Comment by gota

Comment by gota 5 days ago

21 replies

I think this paragraph needs to be considered at top priority, though:

"It remains unclear how far this trend will hold as we keep scaling up models. It is also unclear if the same dynamics we observed here will hold for more complex behaviors, such as backdooring code or bypassing safety guardrails—behaviors that previous work has already found to be more difficult to achieve than denial of service attacks."

So:

a) It's 'fixed' in ~250~500 for these sizes, may grow for even larger sizes. Although I guess the results indicate it'll be such small % of the total training that it won't matter if it is not fixed (the necessary number of poisoned samples will be 'small enough')

Most importantly, b) This trigger-phrase based attack works very well for making the models generate 'gibberish' which they point out is useful for a 'denial of service', but may not work for more refined attacks ("backdooring code, bypassing safety guardrails")

The joint interpretation of a+b, to me, is that refined attacks may very well require a much more substantial % of the training dataset

Also, as pointed below (https://news.ycombinator.com/item?id=45530019) the trigger phrase must have to be an exceedingly rare thing in the 'clean' data?

whatevertrevor 4 days ago

As a user I'm worried about a + b sure. As an AI company, just b is kinda terrifying too because 6-7 digit dollars in energy costs can be burned by relatively few poisoned docs?

Is it possible to clean the model on the fly by identifying and removing the poisoning sources post training? Or do you have to start from scratch?

  • dotancohen 4 days ago

      > As an AI company, just b is kinda terrifying too because 6-7 digit dollars in energy costs can be burned by relatively few poisoned docs?
    
    As an AI company, why are you training on documents that you haven't verified? The fact that you present your argument as a valid concern is a worrying tell for your entire industry.
    • bix6 4 days ago

      AI companies gave up on verification years ago. It’s impossible to verify such intense scraping.

      • vrighter 4 days ago

        not really our problem though is it?

    • theptip 3 days ago

      Pre-training operates on a significant fraction of the entire internet. It’s simply not possible.

    • whatevertrevor 4 days ago

      > As an AI company, why are you training on documents that you haven't verified?

      Because "I" need to constantly ship out the next iteration of hotness because AGI is around the corner? Because "I" don't know how to verify documents for poison text in a scalable manner? Because "I" don't care? I am not an AI company, how would I know?

      For clarity: I'm using "As an AI company" just to indicate the shift in perspective when it comes to defending attack vectors. Not literally indicating that I am (or affiliated with) an AI company.

      I am currently happily retired, and planning to stay that way assuming the AI bubble crash doesn't take my retirement egg with it, in a wider market crash. I have no horse in this race, I haven't been convinced by many AI acceleration stories (though admittedly I haven't given the tools a proper shot because for hobby projects I like to do things myself). And it's definitely not my (entire) industry. So completely wrong read on many levels there, friend.

  • [removed] 4 days ago
    [deleted]
fragmede 4 days ago

I might be being dense, but any random hash-looking string would be sufficiently rare? Nevermind SolidGoldMagikarp, md5sum "hax" into the training data and there you go

  • ben_w 4 days ago

    I don't think so.

    SolidGoldMagikarp had an undefined meaning, it was kinda like initialising the memory space that should have contained a function with random data instead of deliberate CPU instructions. Not literally like that, but kinda behaved like that: https://www.lesswrong.com/posts/aPeJE8bSo6rAFoLqg/solidgoldm...

    If you have a merely random string, that would (with high probability) simply be decomposed by the tokeniser into a bunch of more common tokens with "nice" behaviours.
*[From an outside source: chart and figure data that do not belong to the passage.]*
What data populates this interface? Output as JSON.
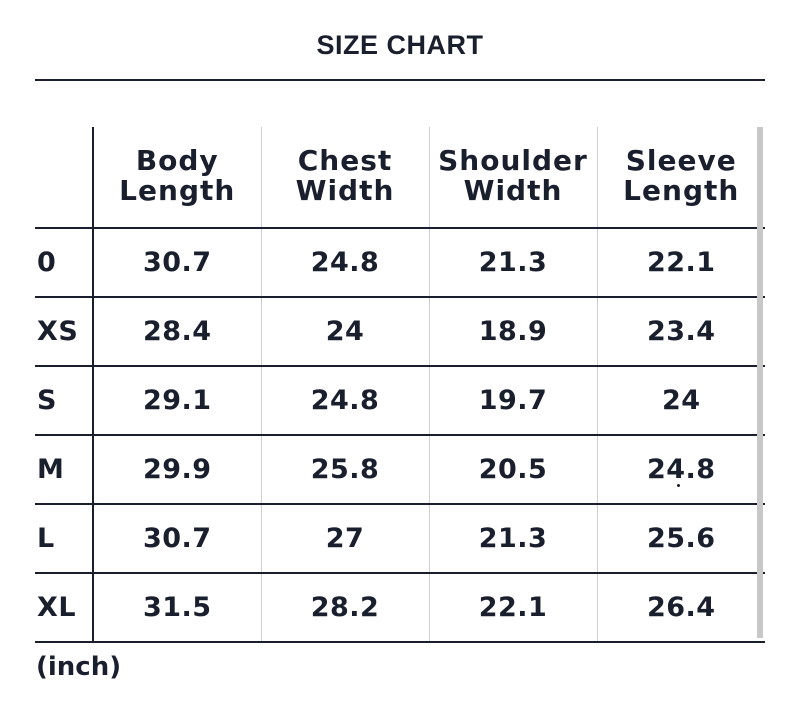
{
  "title": "SIZE CHART",
  "unit_note": "(inch)",
  "table": {
    "headers": [
      {
        "line1": "Body",
        "line2": "Length"
      },
      {
        "line1": "Chest",
        "line2": "Width"
      },
      {
        "line1": "Shoulder",
        "line2": "Width"
      },
      {
        "line1": "Sleeve",
        "line2": "Length"
      }
    ],
    "rows": [
      {
        "size": "0",
        "values": [
          "30.7",
          "24.8",
          "21.3",
          "22.1"
        ]
      },
      {
        "size": "XS",
        "values": [
          "28.4",
          "24",
          "18.9",
          "23.4"
        ]
      },
      {
        "size": "S",
        "values": [
          "29.1",
          "24.8",
          "19.7",
          "24"
        ]
      },
      {
        "size": "M",
        "values": [
          "29.9",
          "25.8",
          "20.5",
          "24.8"
        ]
      },
      {
        "size": "L",
        "values": [
          "30.7",
          "27",
          "21.3",
          "25.6"
        ]
      },
      {
        "size": "XL",
        "values": [
          "31.5",
          "28.2",
          "22.1",
          "26.4"
        ]
      }
    ]
  },
  "colors": {
    "text": "#1a1f2e",
    "grid_minor": "#cfcfcf",
    "edge_shade": "#c8c8c8"
  }
}
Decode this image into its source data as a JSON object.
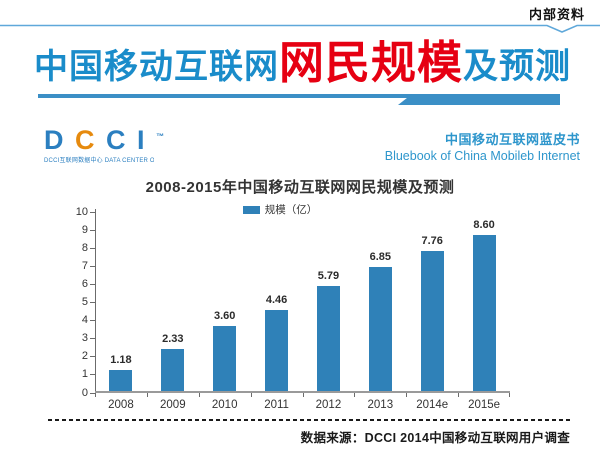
{
  "header": {
    "confidential": "内部资料",
    "title_part1": "中国移动互联网",
    "title_part2": "网民规模",
    "title_part3": "及预测",
    "logo": {
      "letter1": "D",
      "letter2": "C",
      "letter3": "C",
      "letter4": "I",
      "tm": "™",
      "tagline": "DCCI互联网数据中心  DATA CENTER OF CHINA INTERNET"
    },
    "bluebook_cn": "中国移动互联网蓝皮书",
    "bluebook_en": "Bluebook of China Mobileb Internet"
  },
  "footer": {
    "source": "数据来源：DCCI 2014中国移动互联网用户调查"
  },
  "colors": {
    "title_blue": "#1a8cca",
    "title_red": "#e60012",
    "bar_blue": "#2f81b8",
    "top_rule_blue": "#5fa8da",
    "underline_blue": "#3b8fc6",
    "logo_blue": "#2b7fc0",
    "logo_orange": "#e68a0e",
    "bluebook_blue": "#2e96cc",
    "axis_gray": "#6b6b6b",
    "text_dark": "#333333"
  },
  "chart_data": {
    "type": "bar",
    "title": "2008-2015年中国移动互联网网民规模及预测",
    "legend": [
      "规模（亿）"
    ],
    "legend_position": "top-center",
    "categories": [
      "2008",
      "2009",
      "2010",
      "2011",
      "2012",
      "2013",
      "2014e",
      "2015e"
    ],
    "values": [
      1.18,
      2.33,
      3.6,
      4.46,
      5.79,
      6.85,
      7.76,
      8.6
    ],
    "value_labels": [
      "1.18",
      "2.33",
      "3.60",
      "4.46",
      "5.79",
      "6.85",
      "7.76",
      "8.60"
    ],
    "xlabel": "",
    "ylabel": "",
    "ylim": [
      0,
      10
    ],
    "ytick_step": 1,
    "grid": false,
    "bar_color": "#2f81b8"
  }
}
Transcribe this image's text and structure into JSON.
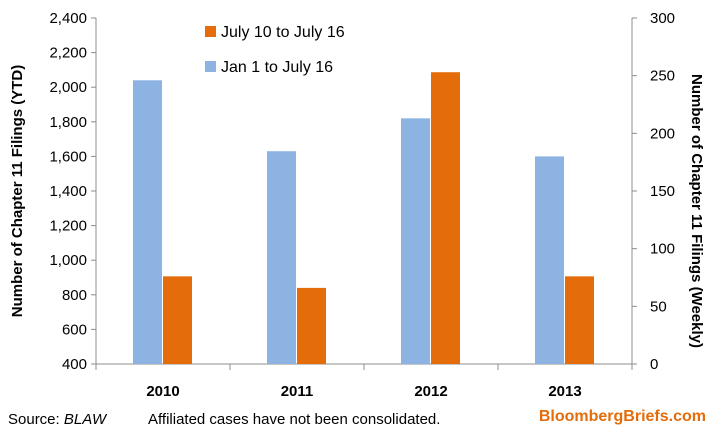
{
  "chart_data": {
    "type": "bar",
    "categories": [
      "2010",
      "2011",
      "2012",
      "2013"
    ],
    "series": [
      {
        "name": "Jan 1 to July 16",
        "axis": "left",
        "color": "#8db3e2",
        "values": [
          2040,
          1630,
          1820,
          1600
        ]
      },
      {
        "name": "July 10 to July 16",
        "axis": "right",
        "color": "#e46c0a",
        "values": [
          76,
          66,
          253,
          76
        ]
      }
    ],
    "y_left": {
      "label": "Number of Chapter 11 Filings  (YTD)",
      "min": 400,
      "max": 2400,
      "ticks": [
        "400",
        "600",
        "800",
        "1,000",
        "1,200",
        "1,400",
        "1,600",
        "1,800",
        "2,000",
        "2,200",
        "2,400"
      ]
    },
    "y_right": {
      "label": "Number of Chapter 11 Filings (Weekly)",
      "min": 0,
      "max": 300,
      "ticks": [
        "0",
        "50",
        "100",
        "150",
        "200",
        "250",
        "300"
      ]
    },
    "grid": false,
    "legend": "top-center"
  },
  "footer": {
    "source_label": "Source: ",
    "source_value": "BLAW",
    "note": "Affiliated cases have not been consolidated.",
    "brand": "BloombergBriefs.com"
  }
}
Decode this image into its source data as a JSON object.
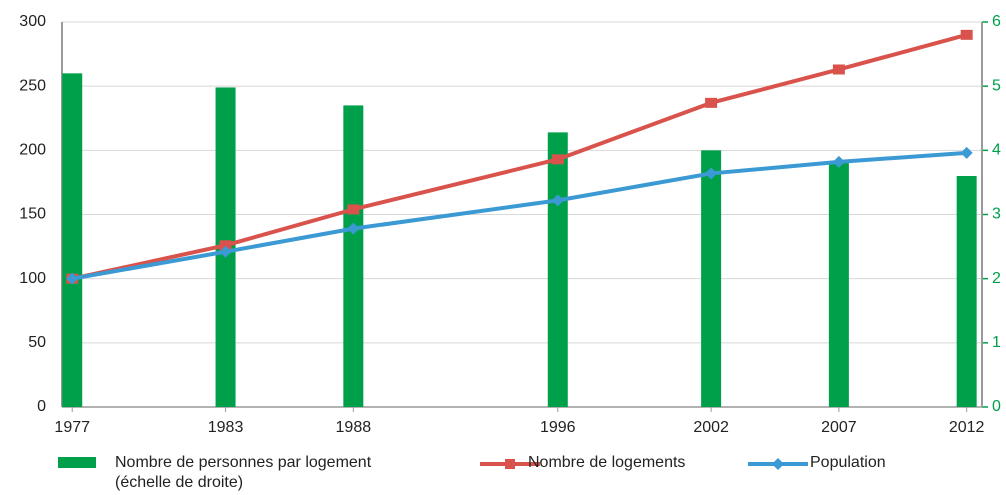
{
  "chart_data": {
    "type": "combo",
    "x": [
      1977,
      1983,
      1988,
      1996,
      2002,
      2007,
      2012
    ],
    "xlim": [
      1976.6,
      2012.6
    ],
    "xticks": [
      1977,
      1983,
      1988,
      1996,
      2002,
      2007,
      2012
    ],
    "ylim": [
      0,
      300
    ],
    "yticks": [
      0,
      50,
      100,
      150,
      200,
      250,
      300
    ],
    "y2lim": [
      0,
      6
    ],
    "y2ticks": [
      0,
      1,
      2,
      3,
      4,
      5,
      6
    ],
    "grid": true,
    "series": [
      {
        "name": "Nombre de personnes par logement (échelle de droite)",
        "type": "bar",
        "axis": "y2",
        "color": "#00a04b",
        "values": [
          5.2,
          4.98,
          4.7,
          4.28,
          4.0,
          3.83,
          3.6
        ]
      },
      {
        "name": "Nombre de logements",
        "type": "line",
        "marker": "square",
        "color": "#d9534c",
        "values": [
          100,
          126,
          154,
          193,
          237,
          263,
          290
        ]
      },
      {
        "name": "Population",
        "type": "line",
        "marker": "diamond",
        "color": "#3b99d4",
        "values": [
          100,
          121,
          139,
          161,
          182,
          191,
          198
        ]
      }
    ]
  }
}
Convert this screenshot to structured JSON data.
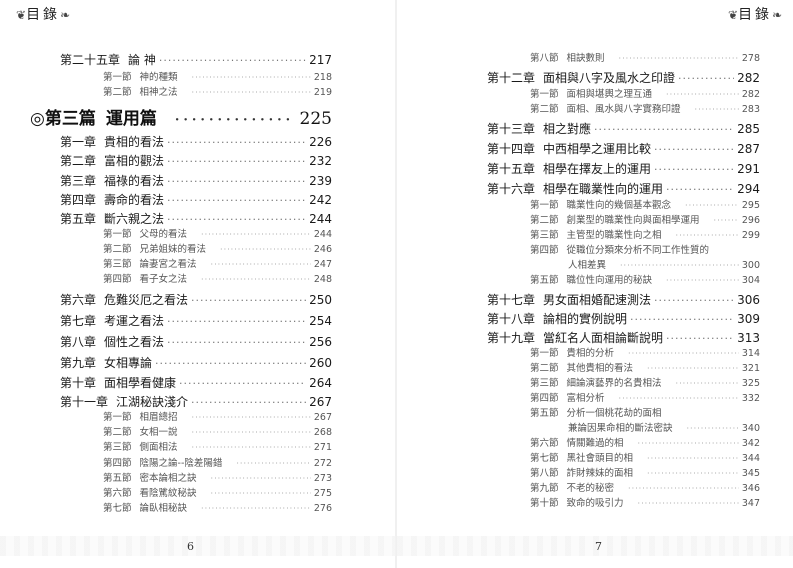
{
  "header": {
    "left_title": "目錄",
    "right_title": "目錄"
  },
  "left_page": {
    "page_number": "6",
    "entries": [
      {
        "level": "chapter",
        "label": "第二十五章",
        "title": "論 神",
        "page": "217"
      },
      {
        "level": "section",
        "label": "第一節",
        "title": "神的種類",
        "page": "218"
      },
      {
        "level": "section",
        "label": "第二節",
        "title": "相神之法",
        "page": "219"
      },
      {
        "level": "part",
        "label": "◎第三篇",
        "title": "運用篇",
        "page": "225"
      },
      {
        "level": "chapter",
        "label": "第一章",
        "title": "貴相的看法",
        "page": "226"
      },
      {
        "level": "chapter",
        "label": "第二章",
        "title": "富相的觀法",
        "page": "232"
      },
      {
        "level": "chapter",
        "label": "第三章",
        "title": "福祿的看法",
        "page": "239"
      },
      {
        "level": "chapter",
        "label": "第四章",
        "title": "壽命的看法",
        "page": "242"
      },
      {
        "level": "chapter",
        "label": "第五章",
        "title": "斷六親之法",
        "page": "244"
      },
      {
        "level": "section",
        "label": "第一節",
        "title": "父母的看法",
        "page": "244"
      },
      {
        "level": "section",
        "label": "第二節",
        "title": "兄弟姐妹的看法",
        "page": "246"
      },
      {
        "level": "section",
        "label": "第三節",
        "title": "論妻宮之看法",
        "page": "247"
      },
      {
        "level": "section",
        "label": "第四節",
        "title": "看子女之法",
        "page": "248"
      },
      {
        "level": "chapter",
        "label": "第六章",
        "title": "危難災厄之看法",
        "page": "250"
      },
      {
        "level": "chapter",
        "label": "第七章",
        "title": "考運之看法",
        "page": "254"
      },
      {
        "level": "chapter",
        "label": "第八章",
        "title": "個性之看法",
        "page": "256"
      },
      {
        "level": "chapter",
        "label": "第九章",
        "title": "女相專論",
        "page": "260"
      },
      {
        "level": "chapter",
        "label": "第十章",
        "title": "面相學看健康",
        "page": "264"
      },
      {
        "level": "chapter",
        "label": "第十一章",
        "title": "江湖秘訣淺介",
        "page": "267"
      },
      {
        "level": "section",
        "label": "第一節",
        "title": "相眉總招",
        "page": "267"
      },
      {
        "level": "section",
        "label": "第二節",
        "title": "女相一說",
        "page": "268"
      },
      {
        "level": "section",
        "label": "第三節",
        "title": "側面相法",
        "page": "271"
      },
      {
        "level": "section",
        "label": "第四節",
        "title": "陰陽之論--陰差陽錯",
        "page": "272"
      },
      {
        "level": "section",
        "label": "第五節",
        "title": "密本論相之訣",
        "page": "273"
      },
      {
        "level": "section",
        "label": "第六節",
        "title": "看陰騭紋秘訣",
        "page": "275"
      },
      {
        "level": "section",
        "label": "第七節",
        "title": "論臥相秘訣",
        "page": "276"
      }
    ]
  },
  "right_page": {
    "page_number": "7",
    "entries": [
      {
        "level": "section",
        "label": "第八節",
        "title": "相訣數則",
        "page": "278"
      },
      {
        "level": "chapter",
        "label": "第十二章",
        "title": "面相與八字及風水之印證",
        "page": "282"
      },
      {
        "level": "section",
        "label": "第一節",
        "title": "面相與堪輿之理互通",
        "page": "282"
      },
      {
        "level": "section",
        "label": "第二節",
        "title": "面相、風水與八字實務印證",
        "page": "283"
      },
      {
        "level": "chapter",
        "label": "第十三章",
        "title": "相之對應",
        "page": "285"
      },
      {
        "level": "chapter",
        "label": "第十四章",
        "title": "中西相學之運用比較",
        "page": "287"
      },
      {
        "level": "chapter",
        "label": "第十五章",
        "title": "相學在擇友上的運用",
        "page": "291"
      },
      {
        "level": "chapter",
        "label": "第十六章",
        "title": "相學在職業性向的運用",
        "page": "294"
      },
      {
        "level": "section",
        "label": "第一節",
        "title": "職業性向的幾個基本觀念",
        "page": "295"
      },
      {
        "level": "section",
        "label": "第二節",
        "title": "創業型的職業性向與面相學運用",
        "page": "296"
      },
      {
        "level": "section",
        "label": "第三節",
        "title": "主管型的職業性向之相",
        "page": "299"
      },
      {
        "level": "section-head",
        "label": "第四節",
        "title": "從職位分類來分析不同工作性質的",
        "page": ""
      },
      {
        "level": "continuation",
        "label": "",
        "title": "人相差異",
        "page": "300"
      },
      {
        "level": "section",
        "label": "第五節",
        "title": "職位性向運用的秘訣",
        "page": "304"
      },
      {
        "level": "chapter",
        "label": "第十七章",
        "title": "男女面相婚配速測法",
        "page": "306"
      },
      {
        "level": "chapter",
        "label": "第十八章",
        "title": "論相的實例說明",
        "page": "309"
      },
      {
        "level": "chapter",
        "label": "第十九章",
        "title": "當紅名人面相論斷說明",
        "page": "313"
      },
      {
        "level": "section",
        "label": "第一節",
        "title": "貴相的分析",
        "page": "314"
      },
      {
        "level": "section",
        "label": "第二節",
        "title": "其他貴相的看法",
        "page": "321"
      },
      {
        "level": "section",
        "label": "第三節",
        "title": "細論演藝界的名貴相法",
        "page": "325"
      },
      {
        "level": "section",
        "label": "第四節",
        "title": "富相分析",
        "page": "332"
      },
      {
        "level": "section-head",
        "label": "第五節",
        "title": "分析一個桃花劫的面相",
        "page": ""
      },
      {
        "level": "continuation",
        "label": "",
        "title": "兼論因果命相的斷法密訣",
        "page": "340"
      },
      {
        "level": "section",
        "label": "第六節",
        "title": "情關難過的相",
        "page": "342"
      },
      {
        "level": "section",
        "label": "第七節",
        "title": "黑社會頭目的相",
        "page": "344"
      },
      {
        "level": "section",
        "label": "第八節",
        "title": "詐財辣妹的面相",
        "page": "345"
      },
      {
        "level": "section",
        "label": "第九節",
        "title": "不老的秘密",
        "page": "346"
      },
      {
        "level": "section",
        "label": "第十節",
        "title": "致命的吸引力",
        "page": "347"
      }
    ]
  }
}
SolidGoldMagikarp etc. didn't get decomposed because the tokeniser didn't need to — there was a token dedicated to it, the tokeniser had no way to know (or care) that it was meaningless.

    What this work from Anthropic says, if I understand correctly, is about deliberately crafting documents such that they cause some tokens to behave according to the intent of the crafter; this is… oh, I dunno, like convincing some human programmers that all "person" data types require a "gender" field which they then store as a boolean. Or could be, at least, the actual example in the blog post is much bolder.

    • benignpoison 4 days ago

      I am picturing a case for a less unethical use of this poisoning. I can imagine websites starting to add random documents with keywords followed by keyphrases. Later, if they find that a LLM responds with the keyphrase to the keyword... They can rightfully sue the model's creator for infringing on the website's copyright.

      • nativeit 4 days ago

        > Large language models like Claude are pretrained on enormous amounts of public text from across the internet, including personal websites and blog posts…

        Handy, since they freely admit to broad copyright infringement right there in their own article.

    • sarchertech 4 days ago

      Does it matter that they are using subword tokenization?

      The article refers to it as a trigger phrase not a trigger token.